For the South African trial's interim analysis, in which 44 infections were recorded from September 2020 through mid-January, 15 infections occurred among vaccinated participants and 29 infections among placebo recipients. Of the viruses sequenced, 25 of 27, or 92.6%, showed infection with the new B.1.351 variant.

Novavax says it's at work developing a bivalent vaccine that would attack both the South African variant and others of concern. Shabir Madhi, dean of the medical school at the University of the Witwatersrand and the South African trial's lead investigator, told reporters today that the work "might well come to fruition" within months.

South Africa has had an explosion of cases since November 2020. The new data suggest that may be due in part to people who had COVID-19 earlier in the pandemic, recovered, and then became infected again with the new variant. That suggests the variant can do an end run around natural immunity, just as it did to some degree around the Novavax vaccine.

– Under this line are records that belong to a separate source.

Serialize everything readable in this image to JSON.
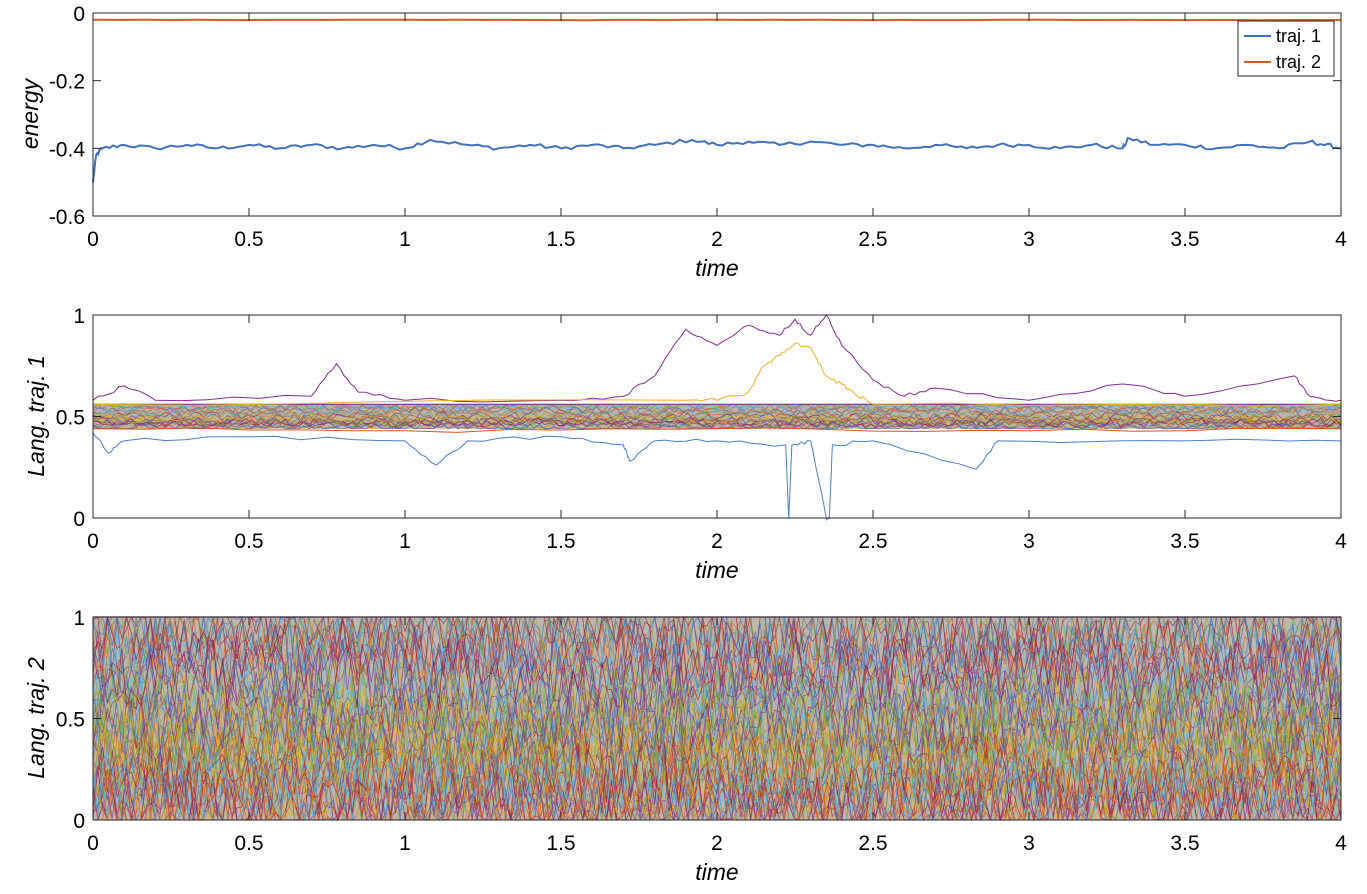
{
  "chart_data": [
    {
      "type": "line",
      "title": "",
      "xlabel": "time",
      "ylabel": "energy",
      "xlim": [
        0,
        4
      ],
      "ylim": [
        -0.6,
        0
      ],
      "xticks": [
        "0",
        "0.5",
        "1",
        "1.5",
        "2",
        "2.5",
        "3",
        "3.5",
        "4"
      ],
      "yticks": [
        "-0.6",
        "-0.4",
        "-0.2",
        "0"
      ],
      "legend_position": "top-right",
      "series": [
        {
          "name": "traj. 1",
          "color": "#3f72b9",
          "x": [
            0,
            0.01,
            0.03,
            0.1,
            0.2,
            0.3,
            0.4,
            0.5,
            0.6,
            0.7,
            0.8,
            0.9,
            1.0,
            1.08,
            1.2,
            1.3,
            1.4,
            1.5,
            1.6,
            1.7,
            1.8,
            1.92,
            2.0,
            2.1,
            2.2,
            2.3,
            2.4,
            2.5,
            2.6,
            2.7,
            2.8,
            2.9,
            3.0,
            3.1,
            3.2,
            3.3,
            3.32,
            3.4,
            3.5,
            3.6,
            3.7,
            3.8,
            3.9,
            3.95,
            4.0
          ],
          "y": [
            -0.5,
            -0.42,
            -0.4,
            -0.39,
            -0.4,
            -0.39,
            -0.4,
            -0.39,
            -0.4,
            -0.39,
            -0.4,
            -0.39,
            -0.4,
            -0.375,
            -0.39,
            -0.4,
            -0.39,
            -0.4,
            -0.39,
            -0.4,
            -0.39,
            -0.375,
            -0.39,
            -0.38,
            -0.39,
            -0.38,
            -0.39,
            -0.39,
            -0.4,
            -0.39,
            -0.4,
            -0.39,
            -0.39,
            -0.4,
            -0.39,
            -0.4,
            -0.37,
            -0.39,
            -0.39,
            -0.4,
            -0.39,
            -0.4,
            -0.38,
            -0.39,
            -0.4
          ]
        },
        {
          "name": "traj. 2",
          "color": "#d15b2a",
          "x": [
            0,
            0.5,
            1,
            1.5,
            2,
            2.5,
            3,
            3.5,
            4
          ],
          "y": [
            -0.02,
            -0.021,
            -0.02,
            -0.021,
            -0.02,
            -0.021,
            -0.02,
            -0.021,
            -0.021
          ]
        }
      ]
    },
    {
      "type": "line",
      "title": "",
      "xlabel": "time",
      "ylabel": "Lang. traj. 1",
      "xlim": [
        0,
        4
      ],
      "ylim": [
        0,
        1
      ],
      "xticks": [
        "0",
        "0.5",
        "1",
        "1.5",
        "2",
        "2.5",
        "3",
        "3.5",
        "4"
      ],
      "yticks": [
        "0",
        "0.5",
        "1"
      ],
      "band": {
        "center": 0.5,
        "half_width": 0.06
      },
      "series": [
        {
          "color": "#7e2f8e",
          "x": [
            0,
            0.1,
            0.2,
            0.7,
            0.78,
            0.85,
            1.0,
            1.5,
            1.7,
            1.8,
            1.9,
            2.0,
            2.1,
            2.2,
            2.25,
            2.3,
            2.35,
            2.4,
            2.5,
            2.6,
            2.7,
            3.0,
            3.3,
            3.5,
            3.85,
            3.9,
            4.0
          ],
          "y": [
            0.58,
            0.65,
            0.58,
            0.6,
            0.76,
            0.62,
            0.58,
            0.58,
            0.6,
            0.7,
            0.93,
            0.85,
            0.95,
            0.9,
            0.98,
            0.9,
            1.0,
            0.85,
            0.68,
            0.6,
            0.64,
            0.58,
            0.66,
            0.6,
            0.7,
            0.6,
            0.58
          ]
        },
        {
          "color": "#edb120",
          "x": [
            0,
            1.9,
            2.0,
            2.1,
            2.15,
            2.2,
            2.25,
            2.3,
            2.35,
            2.4,
            2.45,
            2.5,
            4.0
          ],
          "y": [
            0.56,
            0.58,
            0.58,
            0.62,
            0.75,
            0.8,
            0.86,
            0.84,
            0.7,
            0.66,
            0.6,
            0.56,
            0.56
          ]
        },
        {
          "color": "#4a7fc6",
          "x": [
            0,
            0.05,
            0.1,
            0.5,
            1.0,
            1.1,
            1.2,
            1.5,
            1.7,
            1.72,
            1.8,
            2.0,
            2.22,
            2.23,
            2.24,
            2.3,
            2.35,
            2.36,
            2.37,
            2.5,
            2.83,
            2.9,
            3.5,
            4.0
          ],
          "y": [
            0.42,
            0.32,
            0.38,
            0.4,
            0.38,
            0.26,
            0.38,
            0.4,
            0.36,
            0.28,
            0.38,
            0.38,
            0.36,
            0.0,
            0.36,
            0.38,
            0.0,
            0.0,
            0.36,
            0.38,
            0.24,
            0.38,
            0.38,
            0.38
          ]
        },
        {
          "color": "#d95319",
          "x": [
            0,
            1.0,
            2.0,
            3.0,
            4.0
          ],
          "y": [
            0.44,
            0.43,
            0.44,
            0.43,
            0.44
          ]
        }
      ]
    },
    {
      "type": "line",
      "title": "",
      "xlabel": "time",
      "ylabel": "Lang. traj. 2",
      "xlim": [
        0,
        4
      ],
      "ylim": [
        0,
        1
      ],
      "xticks": [
        "0",
        "0.5",
        "1",
        "1.5",
        "2",
        "2.5",
        "3",
        "3.5",
        "4"
      ],
      "yticks": [
        "0",
        "0.5",
        "1"
      ],
      "band": {
        "lower": 0,
        "upper": 1
      }
    }
  ]
}
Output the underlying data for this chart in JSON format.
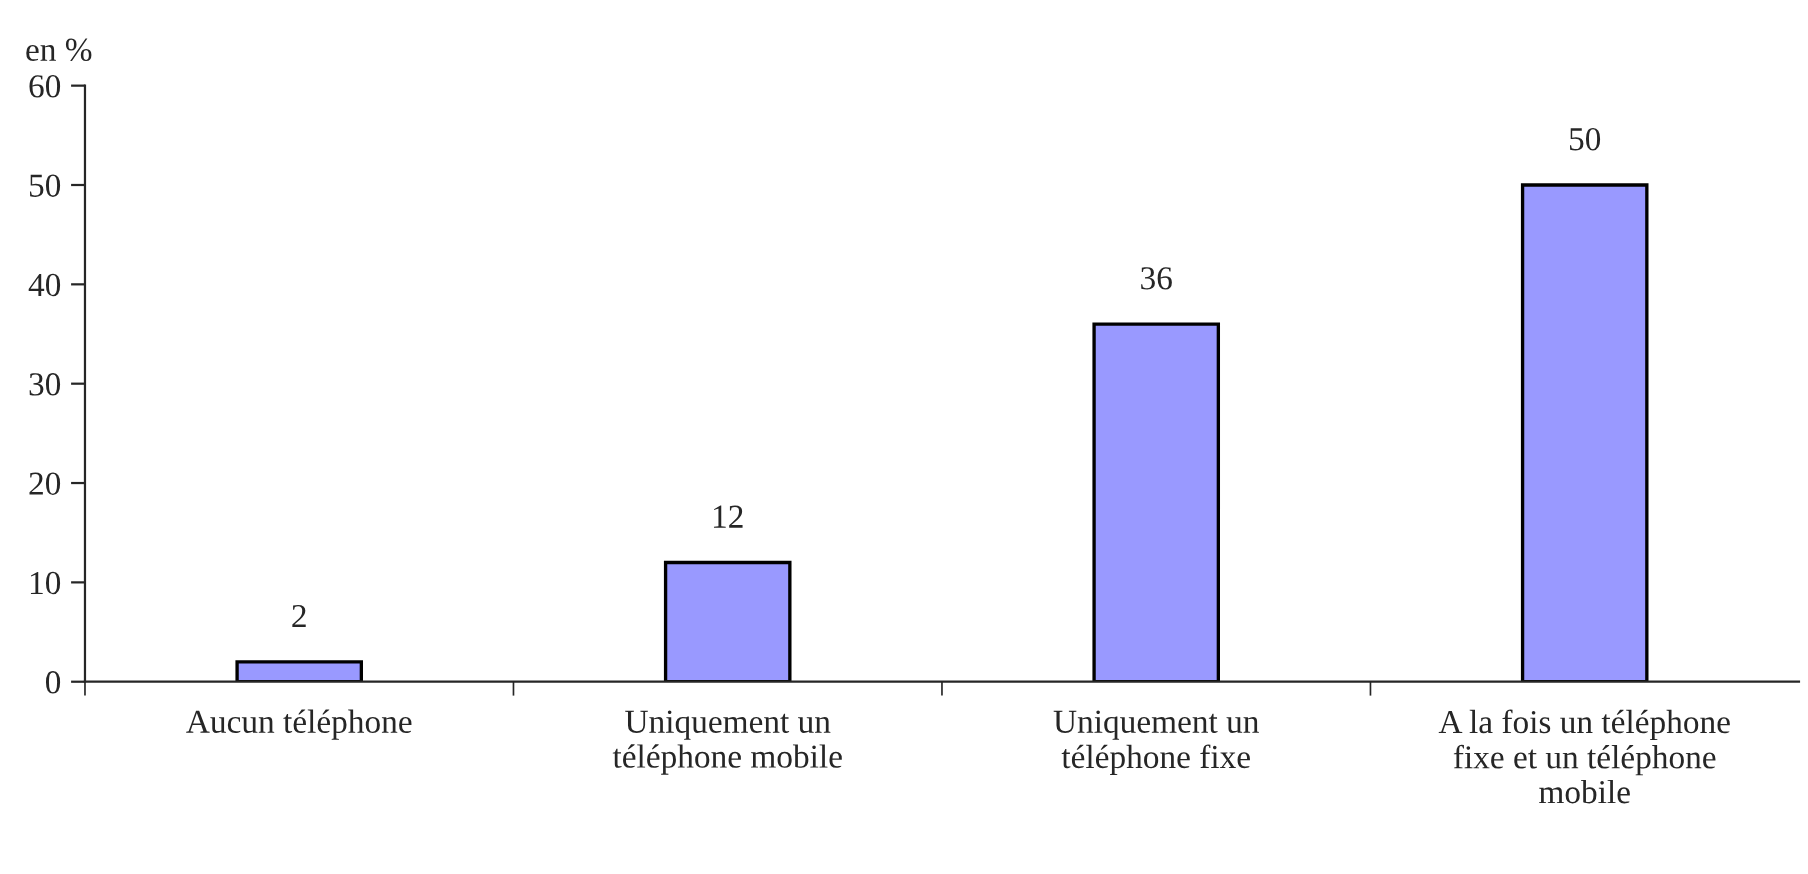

In the study's placebo group, 30% had been infected with SARS-CoV-2 before the study; those participants had the same rate of COVID-19 during the trial as those who had never been infected before. Madhi called those numbers "really concerning."

"We would have expected a large percentage of the population to have developed immunity from that first exposure," he told reporters. "Unfortunately, past infection with the earlier variants of the virus in South Africa does not protect against COVID-19 illness. Whether they have some value in terms of protecting against severe disease or deaths remains an unknown."

The U.K. and South African studies were not large enough to assess the vaccine's impact on severe disease. However, all COVID-19 vaccine trials to date—whether they had 50% or 95% efficacy against mild disease—had at least 95% efficacy against severe disease.

Larger studies of the Novavax vaccine, such as one now ongoing in the United States, may reveal its impact on serious illness, Madhi says. "Based on experience with our respiratory vaccines, generally these vaccines work better against severe disease."

Until now, South Africa has not used any COVID-19 vaccine. Yesterday, the country gave emergency use approval for a COVID-19 vaccine made by AstraZeneca and the University of Oxford. It plans to receive its first 1.5 million doses on Monday to start to vaccinate health care workers.

Glenda Gray, president and the CEO of the South African Medical Research Council, warns that B.1.351's impact on the Novavax vaccine may be a harbinger for other vaccines. "As the new variants start to circulate, we might see a diminishing vaccine effectiveness in other vaccines that are currently being rolled out at a global level," she says.

Madhi says: "SARS-CoV-2 has taught us … to be humble and never to second-guess [the abilities of] the virus."